Three studies investigated the extent to which deception ability in autism can improve through training. An intervention training study (15) reported that 100% of the three young autistic people with co-occurring ID and limited verbal ability learned to present more effective deceptive responses during a non-verbal gameplay deception task. A behavioural skills training intervention study (03) reported that within a few sessions of rule teaching, role-play and feedback, 100% of the three autistic children learned to use socially appropriate verbal deception, matched with a sincere vocal tone and appropriate facial expression. This was generalised using an identical context (e.g. receiving an undesired gift) with adults not present during the training phase. One study (05) reported that autistic children and adolescents who received executive function and ToM training demonstrated superior performance on gameplay deception tasks than those who received no training.

Social contexts

Eight studies examined how the reading of social contexts impacts deceptive behaviour in autism. Here, the reading of social contexts is distinguished from ToM-specific abilities due to encompassing the effects of a broader range of social information and understanding. Three studies (11, 22, 23) suggest that diminished social understanding may act as a barrier for autistic childrens’ ability to learn when they are being deceived and to deceive in retaliation. For example, one study (22) reported that during a gameplay deception task, autistic children were slower to learn from social cues indicating they should distrust an opponent and engage in retaliatory deception. During trials with non-social cues, autistic and TD children learned to deceive at a comparable rate (22). One study (11) reported that autistic children learn computer-based gameplay deception tasks faster when they believe they are playing against a computer (non-social condition) rather than a person (social-condition). Another study (23) reported that autistic children who were faster to learn to distrust a deceptive opponent were also faster to learn to deceive during a gameplay paradigm even after controlling for age and VMA (r = 0.52).

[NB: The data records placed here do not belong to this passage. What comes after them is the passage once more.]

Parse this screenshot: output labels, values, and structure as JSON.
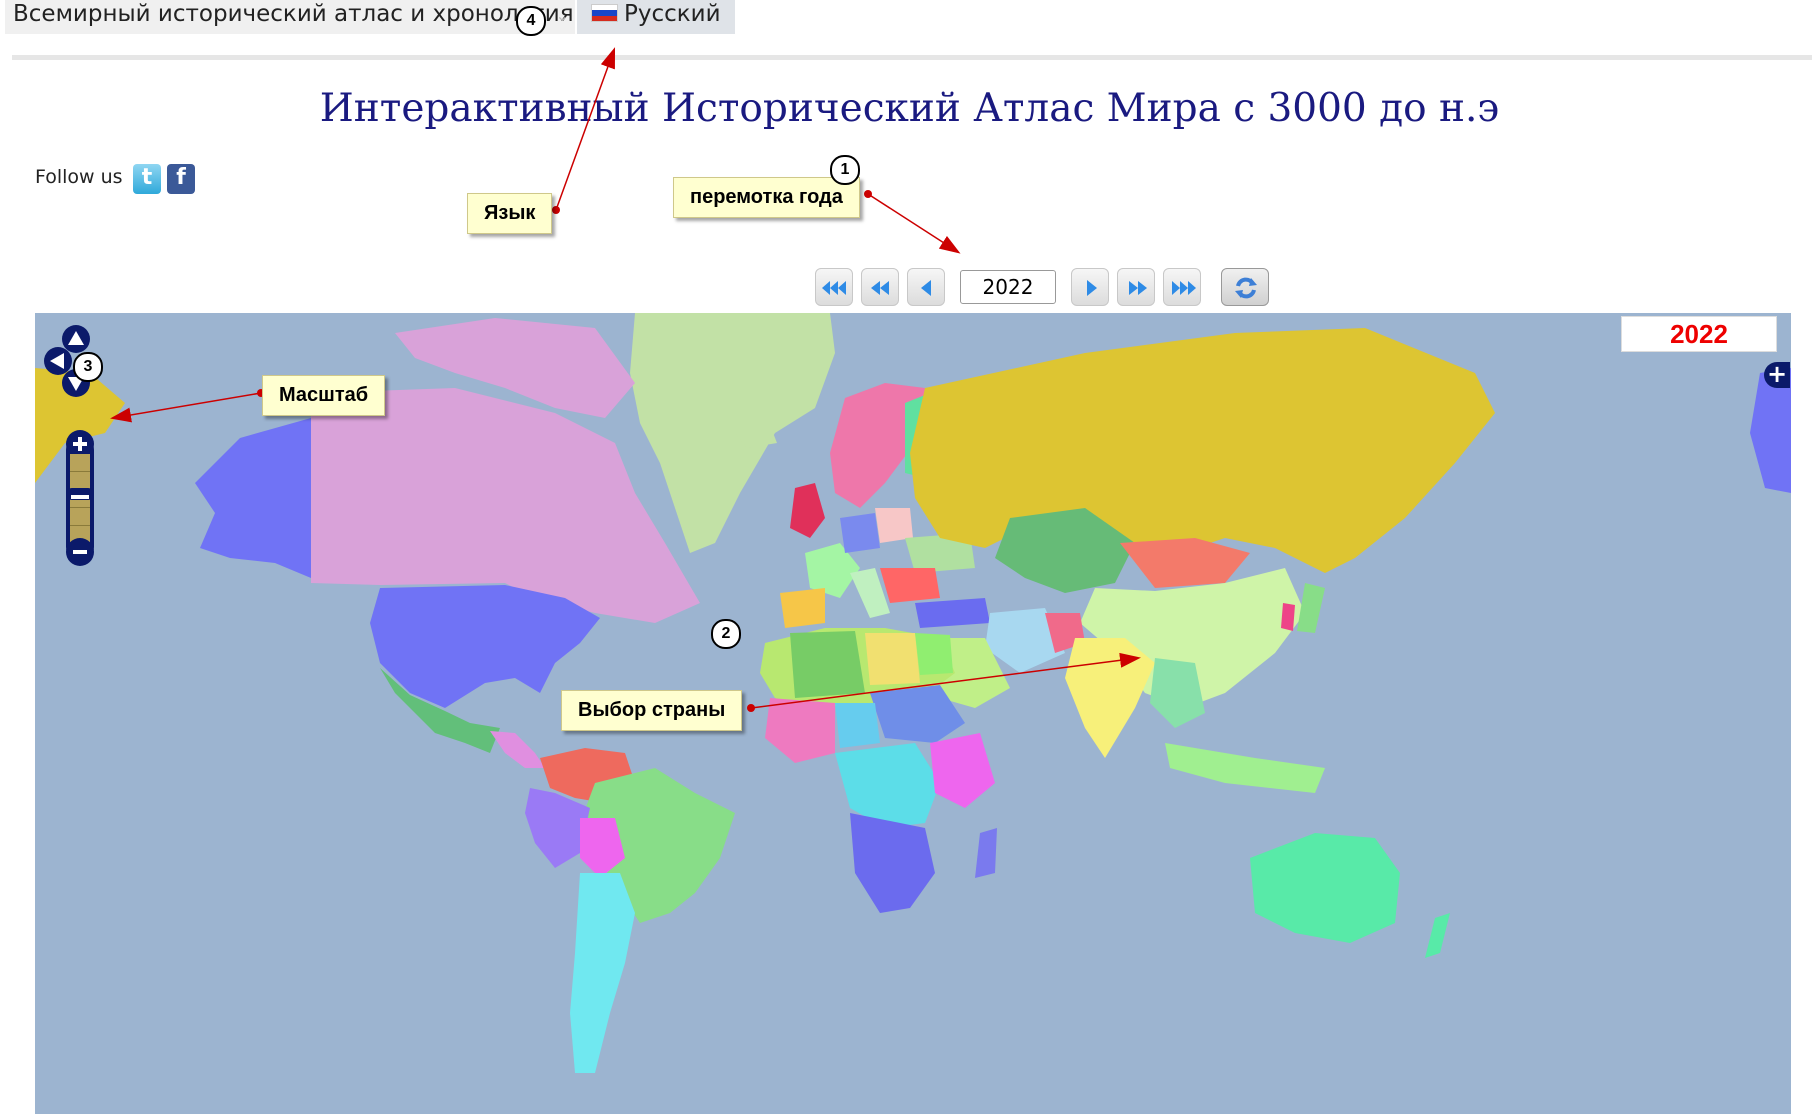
{
  "topbar": {
    "site_menu_label": "Всемирный исторический атлас и хронология",
    "language_label": "Русский"
  },
  "page_title": "Интерактивный Исторический Атлас Мира с 3000 до н.э",
  "follow_label": "Follow us",
  "controls": {
    "year_value": "2022"
  },
  "map": {
    "year_display": "2022"
  },
  "annotations": {
    "rewind_year": "перемотка года",
    "language": "Язык",
    "scale": "Масштаб",
    "country_select": "Выбор страны",
    "badge_1": "1",
    "badge_2": "2",
    "badge_3": "3",
    "badge_4": "4"
  },
  "colors": {
    "ocean": "#9cb4d0",
    "control_dark_blue": "#0b1a6a",
    "year_red": "#ee0000",
    "title_blue": "#1a1a80",
    "arrow_red": "#cc0000"
  }
}
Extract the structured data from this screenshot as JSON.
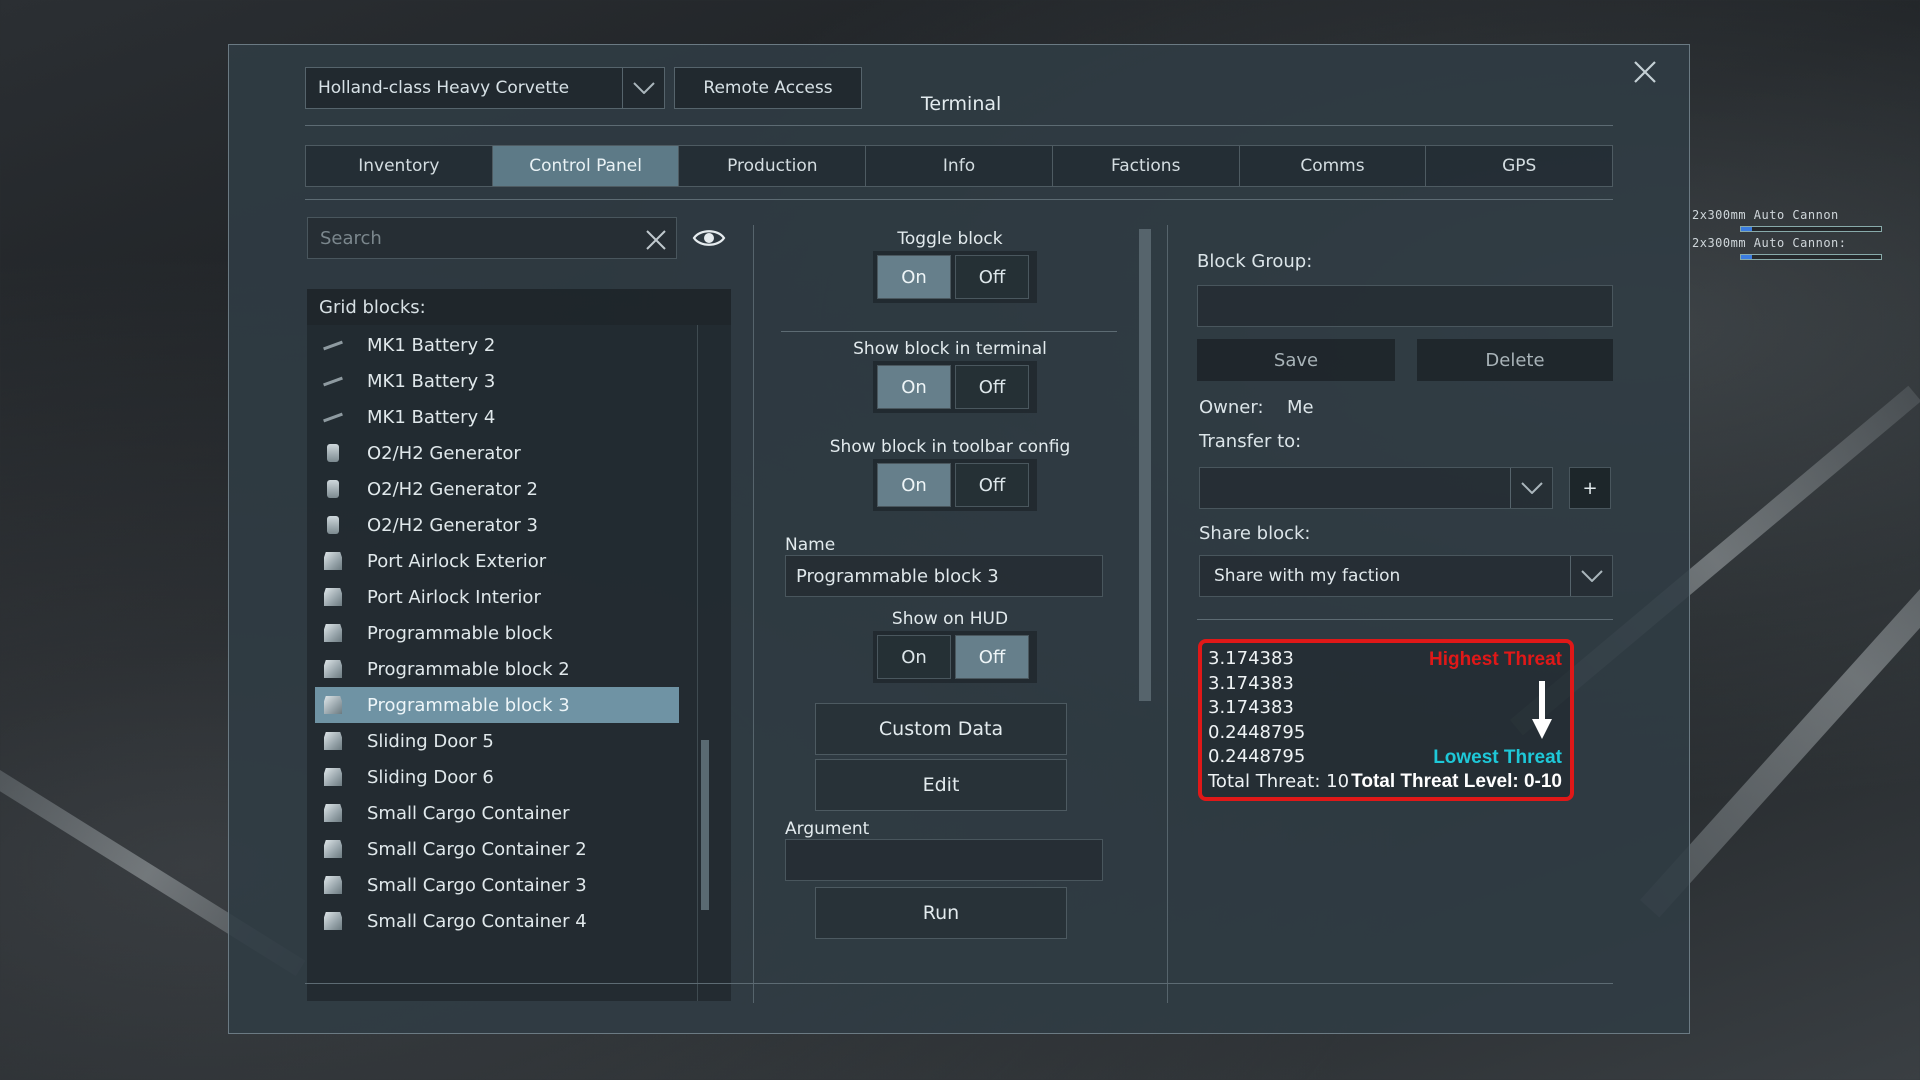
{
  "hud": {
    "weapon_lines": [
      "2x300mm Auto Cannon",
      "2x300mm Auto Cannon:"
    ]
  },
  "header": {
    "grid_name": "Holland-class Heavy Corvette",
    "remote_access_label": "Remote Access",
    "title": "Terminal"
  },
  "tabs": [
    {
      "label": "Inventory",
      "active": false
    },
    {
      "label": "Control Panel",
      "active": true
    },
    {
      "label": "Production",
      "active": false
    },
    {
      "label": "Info",
      "active": false
    },
    {
      "label": "Factions",
      "active": false
    },
    {
      "label": "Comms",
      "active": false
    },
    {
      "label": "GPS",
      "active": false
    }
  ],
  "search": {
    "placeholder": "Search"
  },
  "grid_blocks": {
    "header": "Grid blocks:",
    "items": [
      {
        "label": "MK1 Battery 2",
        "icon": "battery-icon"
      },
      {
        "label": "MK1 Battery 3",
        "icon": "battery-icon"
      },
      {
        "label": "MK1 Battery 4",
        "icon": "battery-icon"
      },
      {
        "label": "O2/H2 Generator",
        "icon": "generator-icon"
      },
      {
        "label": "O2/H2 Generator 2",
        "icon": "generator-icon"
      },
      {
        "label": "O2/H2 Generator 3",
        "icon": "generator-icon"
      },
      {
        "label": "Port Airlock Exterior",
        "icon": "block-icon"
      },
      {
        "label": "Port Airlock Interior",
        "icon": "block-icon"
      },
      {
        "label": "Programmable block",
        "icon": "block-icon"
      },
      {
        "label": "Programmable block 2",
        "icon": "block-icon"
      },
      {
        "label": "Programmable block 3",
        "icon": "block-icon",
        "selected": true
      },
      {
        "label": "Sliding Door 5",
        "icon": "block-icon"
      },
      {
        "label": "Sliding Door 6",
        "icon": "block-icon"
      },
      {
        "label": "Small Cargo Container",
        "icon": "block-icon"
      },
      {
        "label": "Small Cargo Container 2",
        "icon": "block-icon"
      },
      {
        "label": "Small Cargo Container 3",
        "icon": "block-icon"
      },
      {
        "label": "Small Cargo Container 4",
        "icon": "block-icon"
      }
    ]
  },
  "controls": {
    "toggle_block": {
      "label": "Toggle block",
      "on": "On",
      "off": "Off",
      "value": "On"
    },
    "show_in_terminal": {
      "label": "Show block in terminal",
      "on": "On",
      "off": "Off",
      "value": "On"
    },
    "show_in_toolbar": {
      "label": "Show block in toolbar config",
      "on": "On",
      "off": "Off",
      "value": "On"
    },
    "name_label": "Name",
    "name_value": "Programmable block 3",
    "show_on_hud": {
      "label": "Show on HUD",
      "on": "On",
      "off": "Off",
      "value": "Off"
    },
    "custom_data_label": "Custom Data",
    "edit_label": "Edit",
    "argument_label": "Argument",
    "argument_value": "",
    "run_label": "Run"
  },
  "block_group": {
    "label": "Block Group:",
    "value": "",
    "save_label": "Save",
    "delete_label": "Delete"
  },
  "ownership": {
    "owner_label": "Owner:",
    "owner_value": "Me",
    "transfer_label": "Transfer to:",
    "transfer_value": "",
    "plus_label": "+",
    "share_label": "Share block:",
    "share_value": "Share with my faction"
  },
  "threat_panel": {
    "lines": [
      "3.174383",
      "3.174383",
      "3.174383",
      "0.2448795",
      "0.2448795",
      "Total Threat: 10"
    ],
    "highest_label": "Highest Threat",
    "lowest_label": "Lowest Threat",
    "total_level_label": "Total Threat Level: 0-10",
    "colors": {
      "border": "#e01818",
      "highest": "#e01818",
      "lowest": "#1ec8d8"
    }
  },
  "colors": {
    "accent_active_tab": "#5d7a87",
    "selected_item": "#6f93a4"
  }
}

Other research (28) has reported that autistic children struggle with gameplay deception tasks even when playing against social robots, with no improvement in learning and performance compared with competing against human opponents. One study (16) reported that gameplay deception task performance remained consistent for autistic children with and without the presence of an opponent – though it is unclear whether this was due to social demands or task complexity. However, a recent study (21) indicates that the absence of social context may aid deception performance and learning in autistic adults. During a gameplay deception task against a non-human computer-opponent, autistic adults demonstrated a stronger learning effect for deception than TD adults and were equally likely to engage in successful deception. The researchers speculate that the autistic groups’ successful deception was achieved through observing and learning from opponents’ behaviour and engaging in effortful reasoning about their opponent’s perspective, enhanced by the reduced social demands of the task (21).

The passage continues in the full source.